With kung fu sequences choreographed by Yuen Woo-ping of Once Upon a Time in China fame, the line between The Matrix and Hong Kong cinema becomes blurred. Reeves and the rest of the cast practiced with Yuen for several months before filming began. Reeves' movements never become as awe-inspiring as those of some of the great Hong Kong stars. I've heard audiences audibly gasp at the lightning fast moves of Jet Li, for example. But Reeves is good enough to convince American audiences.

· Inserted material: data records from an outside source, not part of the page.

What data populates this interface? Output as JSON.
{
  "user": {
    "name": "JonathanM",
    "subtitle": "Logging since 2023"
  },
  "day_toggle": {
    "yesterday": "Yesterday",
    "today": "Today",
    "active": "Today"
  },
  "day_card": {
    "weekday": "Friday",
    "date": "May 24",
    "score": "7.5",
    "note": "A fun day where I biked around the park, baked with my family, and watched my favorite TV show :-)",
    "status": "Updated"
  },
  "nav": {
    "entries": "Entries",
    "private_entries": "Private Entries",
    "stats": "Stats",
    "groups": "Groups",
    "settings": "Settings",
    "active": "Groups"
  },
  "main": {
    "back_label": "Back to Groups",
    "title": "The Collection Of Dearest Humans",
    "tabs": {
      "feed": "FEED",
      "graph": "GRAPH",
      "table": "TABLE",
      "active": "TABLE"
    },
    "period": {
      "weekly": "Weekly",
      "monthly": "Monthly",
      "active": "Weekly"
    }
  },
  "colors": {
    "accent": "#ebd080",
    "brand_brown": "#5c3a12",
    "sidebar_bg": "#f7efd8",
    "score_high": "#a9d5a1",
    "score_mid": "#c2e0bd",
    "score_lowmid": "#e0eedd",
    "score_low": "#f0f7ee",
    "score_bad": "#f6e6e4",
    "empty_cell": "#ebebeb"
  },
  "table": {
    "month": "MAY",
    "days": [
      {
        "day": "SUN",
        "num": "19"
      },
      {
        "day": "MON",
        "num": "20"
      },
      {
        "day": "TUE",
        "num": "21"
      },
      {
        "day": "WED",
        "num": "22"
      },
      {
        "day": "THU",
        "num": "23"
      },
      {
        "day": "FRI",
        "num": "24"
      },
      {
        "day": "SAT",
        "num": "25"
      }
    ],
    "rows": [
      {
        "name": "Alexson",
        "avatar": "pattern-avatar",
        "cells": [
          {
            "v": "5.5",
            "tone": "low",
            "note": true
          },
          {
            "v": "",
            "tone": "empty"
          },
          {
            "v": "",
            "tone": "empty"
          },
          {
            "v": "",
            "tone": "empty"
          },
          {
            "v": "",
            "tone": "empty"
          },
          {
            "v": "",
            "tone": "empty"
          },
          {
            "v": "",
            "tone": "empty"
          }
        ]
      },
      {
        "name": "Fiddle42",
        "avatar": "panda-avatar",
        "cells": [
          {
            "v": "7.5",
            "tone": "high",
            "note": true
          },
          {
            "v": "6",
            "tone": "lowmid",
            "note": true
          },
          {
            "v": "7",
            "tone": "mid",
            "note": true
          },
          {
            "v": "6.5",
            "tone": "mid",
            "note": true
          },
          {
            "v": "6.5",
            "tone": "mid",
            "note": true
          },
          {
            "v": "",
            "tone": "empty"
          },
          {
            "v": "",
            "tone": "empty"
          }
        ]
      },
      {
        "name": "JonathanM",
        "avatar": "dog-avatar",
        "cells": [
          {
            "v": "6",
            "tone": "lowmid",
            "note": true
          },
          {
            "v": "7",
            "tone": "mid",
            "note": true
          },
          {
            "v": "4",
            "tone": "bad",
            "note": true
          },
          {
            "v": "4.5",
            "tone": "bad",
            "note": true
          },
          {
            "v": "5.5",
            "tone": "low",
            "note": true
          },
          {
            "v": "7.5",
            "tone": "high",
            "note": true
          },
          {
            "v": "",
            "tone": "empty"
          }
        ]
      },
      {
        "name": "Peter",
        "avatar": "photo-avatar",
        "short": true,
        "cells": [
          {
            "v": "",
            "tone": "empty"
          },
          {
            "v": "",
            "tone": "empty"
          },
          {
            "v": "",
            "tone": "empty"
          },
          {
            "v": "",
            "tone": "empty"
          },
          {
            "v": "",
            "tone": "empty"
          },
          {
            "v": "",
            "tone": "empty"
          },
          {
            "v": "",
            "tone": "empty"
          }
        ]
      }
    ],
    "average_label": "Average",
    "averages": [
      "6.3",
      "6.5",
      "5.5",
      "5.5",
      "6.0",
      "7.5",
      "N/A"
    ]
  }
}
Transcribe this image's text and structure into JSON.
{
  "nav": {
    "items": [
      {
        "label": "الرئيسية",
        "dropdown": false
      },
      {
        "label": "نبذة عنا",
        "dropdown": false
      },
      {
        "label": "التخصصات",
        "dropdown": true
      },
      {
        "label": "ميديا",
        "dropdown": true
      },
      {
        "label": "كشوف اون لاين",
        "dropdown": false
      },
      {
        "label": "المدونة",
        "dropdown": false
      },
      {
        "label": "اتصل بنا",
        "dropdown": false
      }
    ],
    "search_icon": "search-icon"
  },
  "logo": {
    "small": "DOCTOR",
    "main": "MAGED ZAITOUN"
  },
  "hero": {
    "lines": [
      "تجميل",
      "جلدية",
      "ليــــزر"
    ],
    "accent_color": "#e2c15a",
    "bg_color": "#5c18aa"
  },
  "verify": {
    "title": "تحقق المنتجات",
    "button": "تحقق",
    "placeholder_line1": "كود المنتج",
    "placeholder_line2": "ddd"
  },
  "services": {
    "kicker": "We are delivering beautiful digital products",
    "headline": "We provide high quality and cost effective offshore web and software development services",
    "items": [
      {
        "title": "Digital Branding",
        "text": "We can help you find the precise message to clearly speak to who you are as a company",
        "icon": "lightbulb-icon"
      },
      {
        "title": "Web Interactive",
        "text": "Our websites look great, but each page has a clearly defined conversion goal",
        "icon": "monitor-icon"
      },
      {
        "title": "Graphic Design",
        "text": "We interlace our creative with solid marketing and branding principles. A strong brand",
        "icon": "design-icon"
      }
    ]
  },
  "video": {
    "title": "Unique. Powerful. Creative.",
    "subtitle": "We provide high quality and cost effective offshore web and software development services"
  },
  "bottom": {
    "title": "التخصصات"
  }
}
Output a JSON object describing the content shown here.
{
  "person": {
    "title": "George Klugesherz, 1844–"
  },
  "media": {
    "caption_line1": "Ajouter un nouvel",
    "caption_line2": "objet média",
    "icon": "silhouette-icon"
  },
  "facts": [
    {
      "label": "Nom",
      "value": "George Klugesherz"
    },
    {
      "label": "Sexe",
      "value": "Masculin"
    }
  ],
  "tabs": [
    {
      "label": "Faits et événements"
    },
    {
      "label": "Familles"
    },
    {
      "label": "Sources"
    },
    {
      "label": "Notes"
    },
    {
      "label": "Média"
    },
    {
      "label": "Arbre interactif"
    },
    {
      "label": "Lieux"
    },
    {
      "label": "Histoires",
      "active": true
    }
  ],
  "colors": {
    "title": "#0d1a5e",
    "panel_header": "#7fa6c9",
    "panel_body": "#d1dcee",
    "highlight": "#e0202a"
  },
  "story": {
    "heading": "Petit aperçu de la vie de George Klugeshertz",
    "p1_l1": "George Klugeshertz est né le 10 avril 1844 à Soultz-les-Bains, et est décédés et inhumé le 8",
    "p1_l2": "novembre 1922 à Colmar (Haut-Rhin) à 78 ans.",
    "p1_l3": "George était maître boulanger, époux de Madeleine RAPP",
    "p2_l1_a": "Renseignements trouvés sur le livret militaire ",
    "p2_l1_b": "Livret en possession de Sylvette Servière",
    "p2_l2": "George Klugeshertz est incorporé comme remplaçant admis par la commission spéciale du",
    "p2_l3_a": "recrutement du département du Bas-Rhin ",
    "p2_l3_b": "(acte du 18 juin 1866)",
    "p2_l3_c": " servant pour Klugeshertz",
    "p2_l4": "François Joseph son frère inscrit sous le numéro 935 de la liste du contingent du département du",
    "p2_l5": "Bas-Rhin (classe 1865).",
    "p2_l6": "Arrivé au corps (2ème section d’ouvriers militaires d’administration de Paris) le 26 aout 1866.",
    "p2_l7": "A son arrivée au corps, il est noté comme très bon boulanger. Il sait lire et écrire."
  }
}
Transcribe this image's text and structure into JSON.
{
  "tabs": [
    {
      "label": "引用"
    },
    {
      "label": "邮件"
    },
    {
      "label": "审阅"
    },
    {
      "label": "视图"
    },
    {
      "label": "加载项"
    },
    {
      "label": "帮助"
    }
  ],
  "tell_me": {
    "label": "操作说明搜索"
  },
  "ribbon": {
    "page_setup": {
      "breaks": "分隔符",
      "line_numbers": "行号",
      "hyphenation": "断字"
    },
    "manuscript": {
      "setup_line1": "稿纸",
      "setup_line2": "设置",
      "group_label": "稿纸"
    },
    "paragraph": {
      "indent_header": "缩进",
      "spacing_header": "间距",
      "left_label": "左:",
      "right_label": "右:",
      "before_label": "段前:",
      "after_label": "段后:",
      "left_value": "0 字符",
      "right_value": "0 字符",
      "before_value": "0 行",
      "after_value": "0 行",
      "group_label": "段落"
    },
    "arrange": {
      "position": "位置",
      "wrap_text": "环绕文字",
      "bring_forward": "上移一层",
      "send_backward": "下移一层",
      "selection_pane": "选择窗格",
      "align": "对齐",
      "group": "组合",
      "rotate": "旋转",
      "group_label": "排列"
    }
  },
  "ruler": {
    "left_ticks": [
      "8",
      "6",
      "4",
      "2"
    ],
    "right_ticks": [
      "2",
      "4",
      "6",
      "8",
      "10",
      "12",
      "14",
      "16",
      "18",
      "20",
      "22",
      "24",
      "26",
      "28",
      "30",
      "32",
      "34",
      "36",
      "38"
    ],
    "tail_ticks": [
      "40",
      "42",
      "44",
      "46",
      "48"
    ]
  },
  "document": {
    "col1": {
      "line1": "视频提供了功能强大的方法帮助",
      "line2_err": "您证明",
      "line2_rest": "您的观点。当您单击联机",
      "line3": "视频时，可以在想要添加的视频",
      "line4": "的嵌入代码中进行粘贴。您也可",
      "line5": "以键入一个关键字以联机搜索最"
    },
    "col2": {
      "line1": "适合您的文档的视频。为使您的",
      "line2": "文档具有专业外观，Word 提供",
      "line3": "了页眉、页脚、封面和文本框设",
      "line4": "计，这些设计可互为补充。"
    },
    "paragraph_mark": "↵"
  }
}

The Matrix gets off to an uneven start with an okay but undistinguished first 15 minutes. In particular, the stop-motion tracking shots, where the action freezes and the camera moves around the combatants, look slick, yes, but they have the effect of completely knocking you out of the movie's world. However, once Anderson, Morpheus, and Trinity get together the movie moves to another level entirely. This is a near great movie of operatic intensity, but it's such an unusual movie that I'm guessing it will largely mystify American audiences, who usually prefer their action movies to come in predictable blockbuster packages. For viewers looking for something different, though, The Matrix will seem like a revelation. It has "cult movie" written all over it. This is the kind of movie that fans will discuss and argue about for years to come.